The banking arm of BEIGE which controls about 30 per cent market share out of the 37 savings and loans companies in the country, also posted GH¢19 million in profit before tax, a 77 per cent increase over the figure recorded the previous year.
BEIGE Capital Savings and Loans (BCSL) recorded an interest income of GHc301m, for the year ended December 2016, compared to the GHc172m recorded for the same period last year. This shows an increase of 75%. This was driven by continuous lending in the SME segment as well as continued emphasis on the creation of quality and liquid risk assets. BCSL maintained non-performing loans (NPLs) under 7% of its total loans book of more than GH¢500 million, which is well below the industry average of 17.7 per cent among universal banks.
BCSL’s total operating costs for the period amounted to GHc66m and personnel cost accounted for about 19% of this. Other core operating costs, including ICT, energy and equipment maintenance also made up about 15% of operating expense for the period.

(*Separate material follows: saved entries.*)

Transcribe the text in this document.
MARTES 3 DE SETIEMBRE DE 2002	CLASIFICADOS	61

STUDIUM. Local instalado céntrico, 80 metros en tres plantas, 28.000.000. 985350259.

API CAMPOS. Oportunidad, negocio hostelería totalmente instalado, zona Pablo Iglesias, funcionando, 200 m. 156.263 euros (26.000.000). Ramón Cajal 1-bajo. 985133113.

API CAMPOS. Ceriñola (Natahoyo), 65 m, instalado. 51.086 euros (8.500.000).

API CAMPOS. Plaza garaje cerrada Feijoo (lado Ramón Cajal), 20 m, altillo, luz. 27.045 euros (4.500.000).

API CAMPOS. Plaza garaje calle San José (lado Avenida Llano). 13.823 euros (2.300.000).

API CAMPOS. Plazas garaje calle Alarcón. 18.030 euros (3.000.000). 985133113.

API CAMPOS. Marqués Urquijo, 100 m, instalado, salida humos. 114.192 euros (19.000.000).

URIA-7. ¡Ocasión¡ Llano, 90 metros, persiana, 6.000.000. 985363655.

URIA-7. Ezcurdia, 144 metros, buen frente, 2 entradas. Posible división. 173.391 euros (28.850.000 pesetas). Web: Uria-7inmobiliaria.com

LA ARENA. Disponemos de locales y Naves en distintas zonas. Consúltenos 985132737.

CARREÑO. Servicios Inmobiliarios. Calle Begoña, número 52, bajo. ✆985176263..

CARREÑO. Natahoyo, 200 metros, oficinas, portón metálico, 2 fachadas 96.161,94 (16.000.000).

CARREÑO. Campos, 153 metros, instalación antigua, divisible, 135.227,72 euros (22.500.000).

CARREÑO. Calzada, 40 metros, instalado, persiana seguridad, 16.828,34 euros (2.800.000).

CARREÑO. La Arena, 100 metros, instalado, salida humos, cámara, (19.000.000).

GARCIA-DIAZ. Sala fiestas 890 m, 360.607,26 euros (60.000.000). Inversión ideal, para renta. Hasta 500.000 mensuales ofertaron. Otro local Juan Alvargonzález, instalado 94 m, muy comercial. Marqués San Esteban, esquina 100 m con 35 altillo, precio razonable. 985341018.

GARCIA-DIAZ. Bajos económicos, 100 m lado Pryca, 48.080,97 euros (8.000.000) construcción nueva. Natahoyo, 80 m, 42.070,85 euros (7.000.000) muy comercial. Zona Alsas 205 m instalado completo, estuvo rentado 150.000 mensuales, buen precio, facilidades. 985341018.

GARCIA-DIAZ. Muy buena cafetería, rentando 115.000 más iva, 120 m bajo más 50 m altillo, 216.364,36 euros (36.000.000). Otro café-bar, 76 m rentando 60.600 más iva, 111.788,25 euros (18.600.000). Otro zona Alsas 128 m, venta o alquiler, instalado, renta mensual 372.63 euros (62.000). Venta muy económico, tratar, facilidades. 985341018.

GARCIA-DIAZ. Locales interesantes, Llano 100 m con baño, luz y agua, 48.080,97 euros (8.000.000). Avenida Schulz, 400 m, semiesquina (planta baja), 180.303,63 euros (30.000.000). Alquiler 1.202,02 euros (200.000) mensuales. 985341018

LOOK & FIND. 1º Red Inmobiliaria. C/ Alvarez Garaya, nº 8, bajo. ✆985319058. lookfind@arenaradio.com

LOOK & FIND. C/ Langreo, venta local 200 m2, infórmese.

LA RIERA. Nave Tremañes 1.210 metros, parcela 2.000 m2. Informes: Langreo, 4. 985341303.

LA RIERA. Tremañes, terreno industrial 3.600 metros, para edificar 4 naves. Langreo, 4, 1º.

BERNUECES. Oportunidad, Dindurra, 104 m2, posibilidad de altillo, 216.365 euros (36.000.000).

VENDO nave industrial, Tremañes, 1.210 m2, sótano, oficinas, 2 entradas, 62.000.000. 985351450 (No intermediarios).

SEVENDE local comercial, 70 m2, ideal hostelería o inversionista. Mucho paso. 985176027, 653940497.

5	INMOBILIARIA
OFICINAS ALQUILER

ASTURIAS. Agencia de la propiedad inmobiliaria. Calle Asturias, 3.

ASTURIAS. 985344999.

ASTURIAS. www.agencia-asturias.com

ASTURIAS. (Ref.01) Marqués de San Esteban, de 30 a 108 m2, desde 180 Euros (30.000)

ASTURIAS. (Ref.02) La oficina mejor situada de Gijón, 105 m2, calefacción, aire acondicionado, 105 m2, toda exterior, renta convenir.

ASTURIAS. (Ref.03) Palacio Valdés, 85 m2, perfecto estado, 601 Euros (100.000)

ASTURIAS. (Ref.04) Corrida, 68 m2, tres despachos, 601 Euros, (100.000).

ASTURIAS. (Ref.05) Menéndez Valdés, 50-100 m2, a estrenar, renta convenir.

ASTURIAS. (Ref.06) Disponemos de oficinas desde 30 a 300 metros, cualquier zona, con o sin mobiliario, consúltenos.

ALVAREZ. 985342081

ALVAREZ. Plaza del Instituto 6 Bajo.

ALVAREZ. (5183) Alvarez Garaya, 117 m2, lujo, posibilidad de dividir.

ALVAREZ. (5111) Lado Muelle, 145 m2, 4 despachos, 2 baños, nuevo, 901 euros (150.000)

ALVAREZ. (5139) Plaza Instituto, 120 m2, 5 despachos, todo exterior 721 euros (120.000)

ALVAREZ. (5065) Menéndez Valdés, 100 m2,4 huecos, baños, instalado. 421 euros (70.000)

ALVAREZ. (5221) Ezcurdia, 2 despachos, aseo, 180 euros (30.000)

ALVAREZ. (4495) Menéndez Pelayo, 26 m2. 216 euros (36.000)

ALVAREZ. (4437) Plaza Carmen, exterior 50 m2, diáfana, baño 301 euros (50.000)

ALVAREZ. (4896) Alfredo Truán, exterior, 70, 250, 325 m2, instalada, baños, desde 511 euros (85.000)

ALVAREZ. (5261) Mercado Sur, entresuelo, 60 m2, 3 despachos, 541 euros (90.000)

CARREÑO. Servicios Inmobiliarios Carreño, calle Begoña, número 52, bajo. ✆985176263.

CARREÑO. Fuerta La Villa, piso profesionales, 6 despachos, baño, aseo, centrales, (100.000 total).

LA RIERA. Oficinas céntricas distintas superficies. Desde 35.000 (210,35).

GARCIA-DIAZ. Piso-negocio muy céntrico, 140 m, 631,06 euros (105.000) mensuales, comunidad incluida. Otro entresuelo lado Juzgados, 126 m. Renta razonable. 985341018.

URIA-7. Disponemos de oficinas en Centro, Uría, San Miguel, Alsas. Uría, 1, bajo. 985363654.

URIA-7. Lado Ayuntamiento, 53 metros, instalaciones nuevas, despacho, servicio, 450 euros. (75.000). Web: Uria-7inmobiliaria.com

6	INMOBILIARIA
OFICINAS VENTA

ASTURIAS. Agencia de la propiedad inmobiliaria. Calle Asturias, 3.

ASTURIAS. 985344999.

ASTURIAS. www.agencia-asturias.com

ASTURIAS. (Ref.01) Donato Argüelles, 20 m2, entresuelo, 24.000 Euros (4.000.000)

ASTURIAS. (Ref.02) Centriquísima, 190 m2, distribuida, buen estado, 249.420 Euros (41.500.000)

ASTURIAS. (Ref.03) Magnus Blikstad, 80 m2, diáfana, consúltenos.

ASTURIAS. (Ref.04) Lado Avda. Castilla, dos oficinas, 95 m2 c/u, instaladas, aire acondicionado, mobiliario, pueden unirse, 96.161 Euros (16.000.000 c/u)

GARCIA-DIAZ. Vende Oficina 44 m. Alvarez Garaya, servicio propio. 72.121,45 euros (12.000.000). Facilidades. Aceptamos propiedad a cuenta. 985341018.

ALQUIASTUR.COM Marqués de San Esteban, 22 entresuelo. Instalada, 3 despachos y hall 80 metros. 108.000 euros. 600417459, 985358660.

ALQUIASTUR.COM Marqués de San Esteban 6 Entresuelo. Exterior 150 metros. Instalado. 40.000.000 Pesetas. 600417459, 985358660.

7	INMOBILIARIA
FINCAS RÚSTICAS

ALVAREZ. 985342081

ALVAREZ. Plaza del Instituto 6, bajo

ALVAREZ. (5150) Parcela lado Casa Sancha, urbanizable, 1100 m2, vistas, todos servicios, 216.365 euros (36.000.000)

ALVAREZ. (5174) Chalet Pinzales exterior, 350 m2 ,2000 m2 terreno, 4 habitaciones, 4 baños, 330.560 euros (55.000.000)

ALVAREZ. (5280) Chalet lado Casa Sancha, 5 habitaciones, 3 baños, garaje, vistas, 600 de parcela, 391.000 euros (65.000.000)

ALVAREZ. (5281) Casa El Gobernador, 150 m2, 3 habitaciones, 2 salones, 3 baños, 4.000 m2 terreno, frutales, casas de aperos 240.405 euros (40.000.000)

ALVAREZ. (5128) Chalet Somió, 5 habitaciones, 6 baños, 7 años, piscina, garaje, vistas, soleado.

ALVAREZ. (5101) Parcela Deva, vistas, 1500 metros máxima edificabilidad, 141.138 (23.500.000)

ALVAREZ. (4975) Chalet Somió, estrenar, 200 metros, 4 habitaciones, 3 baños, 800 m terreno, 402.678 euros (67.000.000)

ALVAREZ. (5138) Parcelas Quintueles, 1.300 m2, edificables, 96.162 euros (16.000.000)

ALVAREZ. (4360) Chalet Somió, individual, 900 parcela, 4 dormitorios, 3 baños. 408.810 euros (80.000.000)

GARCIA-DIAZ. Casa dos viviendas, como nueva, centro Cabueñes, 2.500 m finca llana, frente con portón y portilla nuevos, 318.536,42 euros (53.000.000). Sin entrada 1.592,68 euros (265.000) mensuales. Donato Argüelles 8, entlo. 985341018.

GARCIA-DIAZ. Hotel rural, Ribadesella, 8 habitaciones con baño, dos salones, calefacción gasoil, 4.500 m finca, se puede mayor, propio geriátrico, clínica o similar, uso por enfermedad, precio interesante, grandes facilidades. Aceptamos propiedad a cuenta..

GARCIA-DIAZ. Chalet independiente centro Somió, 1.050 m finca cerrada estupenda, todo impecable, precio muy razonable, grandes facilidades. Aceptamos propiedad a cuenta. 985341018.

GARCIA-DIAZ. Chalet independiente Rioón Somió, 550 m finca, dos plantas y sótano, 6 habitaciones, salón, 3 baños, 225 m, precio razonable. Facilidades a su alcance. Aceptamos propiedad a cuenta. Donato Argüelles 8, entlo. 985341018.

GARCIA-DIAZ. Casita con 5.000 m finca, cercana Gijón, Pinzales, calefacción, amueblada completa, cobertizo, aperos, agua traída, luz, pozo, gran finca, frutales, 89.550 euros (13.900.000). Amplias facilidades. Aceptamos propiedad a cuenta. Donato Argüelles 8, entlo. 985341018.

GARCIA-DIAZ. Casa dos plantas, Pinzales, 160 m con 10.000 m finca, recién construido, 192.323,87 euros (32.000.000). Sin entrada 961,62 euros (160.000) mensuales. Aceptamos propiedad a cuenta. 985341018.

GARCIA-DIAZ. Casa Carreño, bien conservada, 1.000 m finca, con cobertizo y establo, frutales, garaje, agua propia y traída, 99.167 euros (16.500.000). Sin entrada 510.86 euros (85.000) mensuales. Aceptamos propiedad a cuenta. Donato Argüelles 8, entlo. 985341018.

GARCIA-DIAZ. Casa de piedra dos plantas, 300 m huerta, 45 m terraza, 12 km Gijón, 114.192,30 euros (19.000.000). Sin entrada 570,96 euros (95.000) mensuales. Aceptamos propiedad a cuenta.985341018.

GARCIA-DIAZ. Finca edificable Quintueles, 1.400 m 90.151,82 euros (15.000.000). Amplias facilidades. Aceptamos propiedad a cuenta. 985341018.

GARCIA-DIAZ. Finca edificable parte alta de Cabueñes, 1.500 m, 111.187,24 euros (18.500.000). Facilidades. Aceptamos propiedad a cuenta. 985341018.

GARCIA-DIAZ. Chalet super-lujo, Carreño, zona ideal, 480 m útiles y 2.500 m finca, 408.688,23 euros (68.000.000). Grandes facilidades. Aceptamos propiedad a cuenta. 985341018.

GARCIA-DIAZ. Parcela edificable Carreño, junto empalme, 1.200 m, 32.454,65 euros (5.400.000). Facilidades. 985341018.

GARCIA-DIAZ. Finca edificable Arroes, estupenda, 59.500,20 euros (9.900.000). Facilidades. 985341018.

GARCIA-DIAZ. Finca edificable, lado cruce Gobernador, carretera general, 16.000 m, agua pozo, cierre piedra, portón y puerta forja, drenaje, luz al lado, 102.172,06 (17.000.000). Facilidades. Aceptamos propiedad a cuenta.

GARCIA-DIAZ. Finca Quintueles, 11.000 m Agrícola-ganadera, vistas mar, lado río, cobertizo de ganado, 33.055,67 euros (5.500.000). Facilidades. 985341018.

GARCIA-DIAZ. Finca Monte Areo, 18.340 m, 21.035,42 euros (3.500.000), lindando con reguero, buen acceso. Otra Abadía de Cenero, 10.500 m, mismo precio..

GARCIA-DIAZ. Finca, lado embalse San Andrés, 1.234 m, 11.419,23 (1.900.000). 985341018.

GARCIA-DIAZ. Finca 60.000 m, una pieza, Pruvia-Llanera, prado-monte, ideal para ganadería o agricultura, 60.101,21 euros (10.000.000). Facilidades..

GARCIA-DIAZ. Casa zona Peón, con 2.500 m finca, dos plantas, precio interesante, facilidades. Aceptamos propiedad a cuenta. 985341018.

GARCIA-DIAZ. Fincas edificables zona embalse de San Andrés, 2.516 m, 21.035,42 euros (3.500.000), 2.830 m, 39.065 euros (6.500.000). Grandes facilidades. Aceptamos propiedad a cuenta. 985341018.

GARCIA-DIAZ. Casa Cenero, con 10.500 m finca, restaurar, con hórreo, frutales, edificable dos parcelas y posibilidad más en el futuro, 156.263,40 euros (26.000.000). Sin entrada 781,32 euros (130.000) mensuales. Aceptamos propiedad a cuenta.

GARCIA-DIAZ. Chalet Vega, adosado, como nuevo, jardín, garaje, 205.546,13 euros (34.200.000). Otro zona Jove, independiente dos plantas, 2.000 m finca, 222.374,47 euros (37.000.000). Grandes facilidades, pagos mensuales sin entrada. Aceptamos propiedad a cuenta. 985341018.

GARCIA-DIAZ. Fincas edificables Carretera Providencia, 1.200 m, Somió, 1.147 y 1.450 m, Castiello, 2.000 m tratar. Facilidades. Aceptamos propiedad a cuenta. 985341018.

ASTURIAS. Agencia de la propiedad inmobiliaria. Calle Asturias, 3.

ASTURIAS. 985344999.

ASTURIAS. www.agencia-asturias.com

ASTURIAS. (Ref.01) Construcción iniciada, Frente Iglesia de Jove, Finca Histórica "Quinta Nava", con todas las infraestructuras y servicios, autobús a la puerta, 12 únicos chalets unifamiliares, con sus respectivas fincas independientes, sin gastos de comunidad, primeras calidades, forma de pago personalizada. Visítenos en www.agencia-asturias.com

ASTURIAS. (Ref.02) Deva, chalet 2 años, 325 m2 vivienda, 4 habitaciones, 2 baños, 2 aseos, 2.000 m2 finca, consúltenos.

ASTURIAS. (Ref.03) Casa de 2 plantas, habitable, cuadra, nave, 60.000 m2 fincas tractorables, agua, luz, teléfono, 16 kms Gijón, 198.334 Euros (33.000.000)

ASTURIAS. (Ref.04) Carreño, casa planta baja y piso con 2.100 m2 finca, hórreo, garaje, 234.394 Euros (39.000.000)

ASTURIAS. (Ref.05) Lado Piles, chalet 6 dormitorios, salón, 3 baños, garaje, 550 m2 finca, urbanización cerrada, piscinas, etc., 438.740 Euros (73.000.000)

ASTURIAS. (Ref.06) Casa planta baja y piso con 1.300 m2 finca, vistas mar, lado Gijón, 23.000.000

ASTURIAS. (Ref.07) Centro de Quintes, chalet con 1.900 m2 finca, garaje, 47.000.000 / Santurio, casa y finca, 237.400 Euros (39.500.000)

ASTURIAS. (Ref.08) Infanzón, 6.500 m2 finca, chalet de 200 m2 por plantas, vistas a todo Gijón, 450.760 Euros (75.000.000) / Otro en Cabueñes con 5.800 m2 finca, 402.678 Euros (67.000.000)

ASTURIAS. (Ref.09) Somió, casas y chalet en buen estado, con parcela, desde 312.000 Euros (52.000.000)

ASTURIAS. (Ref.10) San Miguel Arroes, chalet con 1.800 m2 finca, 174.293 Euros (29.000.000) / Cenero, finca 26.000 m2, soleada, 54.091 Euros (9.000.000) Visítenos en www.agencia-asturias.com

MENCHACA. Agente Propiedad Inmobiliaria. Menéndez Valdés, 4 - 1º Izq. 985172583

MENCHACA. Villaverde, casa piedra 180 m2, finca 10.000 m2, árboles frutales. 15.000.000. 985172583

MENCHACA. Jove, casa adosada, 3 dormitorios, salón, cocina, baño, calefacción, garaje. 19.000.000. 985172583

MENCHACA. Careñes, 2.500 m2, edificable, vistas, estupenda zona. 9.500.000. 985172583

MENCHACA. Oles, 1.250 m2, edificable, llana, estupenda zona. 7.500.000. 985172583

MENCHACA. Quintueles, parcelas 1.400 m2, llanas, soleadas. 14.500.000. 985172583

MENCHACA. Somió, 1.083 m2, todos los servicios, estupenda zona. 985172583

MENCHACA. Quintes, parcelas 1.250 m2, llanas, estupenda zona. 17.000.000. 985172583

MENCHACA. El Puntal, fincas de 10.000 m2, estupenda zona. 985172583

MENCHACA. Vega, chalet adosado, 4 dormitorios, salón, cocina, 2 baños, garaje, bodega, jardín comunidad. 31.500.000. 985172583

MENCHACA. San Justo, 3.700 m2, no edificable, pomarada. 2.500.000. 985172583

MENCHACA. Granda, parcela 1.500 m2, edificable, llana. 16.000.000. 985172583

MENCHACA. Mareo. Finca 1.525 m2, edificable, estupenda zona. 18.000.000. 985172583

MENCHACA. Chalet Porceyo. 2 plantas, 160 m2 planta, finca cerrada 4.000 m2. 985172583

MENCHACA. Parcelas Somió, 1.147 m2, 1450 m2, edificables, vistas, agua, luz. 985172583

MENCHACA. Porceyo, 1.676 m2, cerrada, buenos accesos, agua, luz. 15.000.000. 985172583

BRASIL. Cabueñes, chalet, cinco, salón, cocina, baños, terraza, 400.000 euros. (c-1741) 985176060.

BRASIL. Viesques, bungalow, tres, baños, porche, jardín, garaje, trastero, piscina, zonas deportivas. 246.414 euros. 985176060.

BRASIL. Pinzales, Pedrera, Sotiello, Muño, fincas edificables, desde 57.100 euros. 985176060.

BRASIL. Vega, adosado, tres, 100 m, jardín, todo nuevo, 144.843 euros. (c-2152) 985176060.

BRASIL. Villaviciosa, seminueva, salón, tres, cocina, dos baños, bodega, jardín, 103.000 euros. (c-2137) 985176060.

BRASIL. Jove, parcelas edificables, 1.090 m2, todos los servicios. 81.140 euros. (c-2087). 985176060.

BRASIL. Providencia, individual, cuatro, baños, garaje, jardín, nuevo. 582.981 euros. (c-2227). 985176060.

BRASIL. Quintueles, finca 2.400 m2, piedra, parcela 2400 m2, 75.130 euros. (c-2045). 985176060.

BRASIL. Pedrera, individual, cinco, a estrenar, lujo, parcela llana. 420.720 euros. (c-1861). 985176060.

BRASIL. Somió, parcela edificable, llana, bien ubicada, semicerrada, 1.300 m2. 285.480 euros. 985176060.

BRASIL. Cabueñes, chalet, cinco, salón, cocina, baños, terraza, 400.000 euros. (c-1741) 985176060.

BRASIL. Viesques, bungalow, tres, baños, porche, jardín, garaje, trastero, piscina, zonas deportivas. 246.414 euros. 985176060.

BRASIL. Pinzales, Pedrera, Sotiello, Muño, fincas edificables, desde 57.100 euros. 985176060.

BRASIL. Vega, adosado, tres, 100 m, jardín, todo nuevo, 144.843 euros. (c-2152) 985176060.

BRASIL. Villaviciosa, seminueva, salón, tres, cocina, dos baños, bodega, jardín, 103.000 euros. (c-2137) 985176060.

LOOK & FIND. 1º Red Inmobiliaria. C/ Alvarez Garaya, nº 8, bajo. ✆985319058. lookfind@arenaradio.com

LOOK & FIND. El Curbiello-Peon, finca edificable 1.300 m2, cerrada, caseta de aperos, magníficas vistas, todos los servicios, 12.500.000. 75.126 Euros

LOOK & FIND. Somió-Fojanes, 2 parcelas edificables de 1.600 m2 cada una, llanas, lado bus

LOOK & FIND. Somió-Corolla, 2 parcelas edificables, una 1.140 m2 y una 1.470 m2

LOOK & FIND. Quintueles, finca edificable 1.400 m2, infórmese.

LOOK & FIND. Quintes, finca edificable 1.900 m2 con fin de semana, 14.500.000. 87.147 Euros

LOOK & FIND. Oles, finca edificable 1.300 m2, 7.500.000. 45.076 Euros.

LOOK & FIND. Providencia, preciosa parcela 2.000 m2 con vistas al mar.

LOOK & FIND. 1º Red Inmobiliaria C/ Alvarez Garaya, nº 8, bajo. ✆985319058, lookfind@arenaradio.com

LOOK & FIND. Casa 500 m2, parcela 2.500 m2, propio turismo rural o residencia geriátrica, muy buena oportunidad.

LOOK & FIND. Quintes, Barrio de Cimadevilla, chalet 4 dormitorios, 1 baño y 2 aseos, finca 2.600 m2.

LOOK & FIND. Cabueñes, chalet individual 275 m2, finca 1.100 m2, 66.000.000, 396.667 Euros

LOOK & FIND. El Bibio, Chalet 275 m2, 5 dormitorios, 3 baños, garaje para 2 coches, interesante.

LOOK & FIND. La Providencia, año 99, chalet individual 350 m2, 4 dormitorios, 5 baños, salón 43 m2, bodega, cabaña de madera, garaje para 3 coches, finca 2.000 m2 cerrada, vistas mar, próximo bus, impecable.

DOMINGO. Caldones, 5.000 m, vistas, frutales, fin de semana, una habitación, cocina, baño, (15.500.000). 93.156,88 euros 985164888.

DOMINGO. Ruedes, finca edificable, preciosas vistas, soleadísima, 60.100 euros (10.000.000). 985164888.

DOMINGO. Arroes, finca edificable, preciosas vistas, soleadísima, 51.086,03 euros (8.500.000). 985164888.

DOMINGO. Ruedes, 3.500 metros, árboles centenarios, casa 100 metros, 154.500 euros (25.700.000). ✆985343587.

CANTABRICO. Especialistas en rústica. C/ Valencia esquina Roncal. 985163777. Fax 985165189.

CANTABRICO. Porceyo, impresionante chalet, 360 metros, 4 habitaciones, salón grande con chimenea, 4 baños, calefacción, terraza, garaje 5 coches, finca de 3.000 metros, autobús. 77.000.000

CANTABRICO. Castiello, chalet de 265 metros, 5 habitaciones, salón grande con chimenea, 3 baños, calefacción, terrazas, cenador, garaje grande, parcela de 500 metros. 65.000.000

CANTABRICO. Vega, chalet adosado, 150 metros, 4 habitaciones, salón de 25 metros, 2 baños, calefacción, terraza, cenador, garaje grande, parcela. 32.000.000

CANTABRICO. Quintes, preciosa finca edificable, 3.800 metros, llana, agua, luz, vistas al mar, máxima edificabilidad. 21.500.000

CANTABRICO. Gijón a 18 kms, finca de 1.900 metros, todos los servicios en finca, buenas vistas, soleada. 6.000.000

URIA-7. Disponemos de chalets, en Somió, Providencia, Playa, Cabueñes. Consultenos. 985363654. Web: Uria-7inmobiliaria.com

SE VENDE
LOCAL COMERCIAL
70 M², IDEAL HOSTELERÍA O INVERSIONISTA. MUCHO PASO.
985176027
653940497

The Chief Executive Officer of BEIGE, Mr Mike Nyinaku, who disclosed this in an exclusive interview with the Daily Graphic, said the banking arm of the group, BEIGE Capital, grew its assets by 46 per cent, from GH¢818 million in 2015 to about GH¢1.2 billion at the close of last year, a significant outturn in the profile of savings and loans companies.
Mr Nyinaku explained that the stellar performance last year had buoyed the company’s optimism even more for the ensuing year.
The growth in the business also affected its human resources and processes, with the banking arm alone employing over 2,000 people, while the group made significant investments in preparation of becoming a universal bank, including the deployment of a modern banking software, the T24.
“We today sit at a position that makes us a stronger institution than we ever had been since our inception, thanks to our consistent approach to marketing and business development,” the Group CEO said.
Mr Nyinaku explained that the company’s success in managing NPLs was due to its unique approach to credit delivery as well as lessons learnt from the challenges encountered in previous years. “We have quite some capacity with the informal sector and also are very careful about the kind of risk we take because we are not a very big bank.”
As of today, BEIGE has evolved from being a single savings and loans company into a multi-layered financial services provider with a Banking, Pensions, Life Insurance, Health Insurance and Asset Management.
“Our evolution process which began late last year is still on-going and we hope to be fully done with it by end of this year. The process looks lengthy but it can only be so as there are a lot of stakeholders – staff, clients and others – all who must all be prodded along to understand what we are doing so they come along with us.
“In the end, BEIGE would be that one big firm that provides a variety of financial services solutions to the general public,” the chief executive said.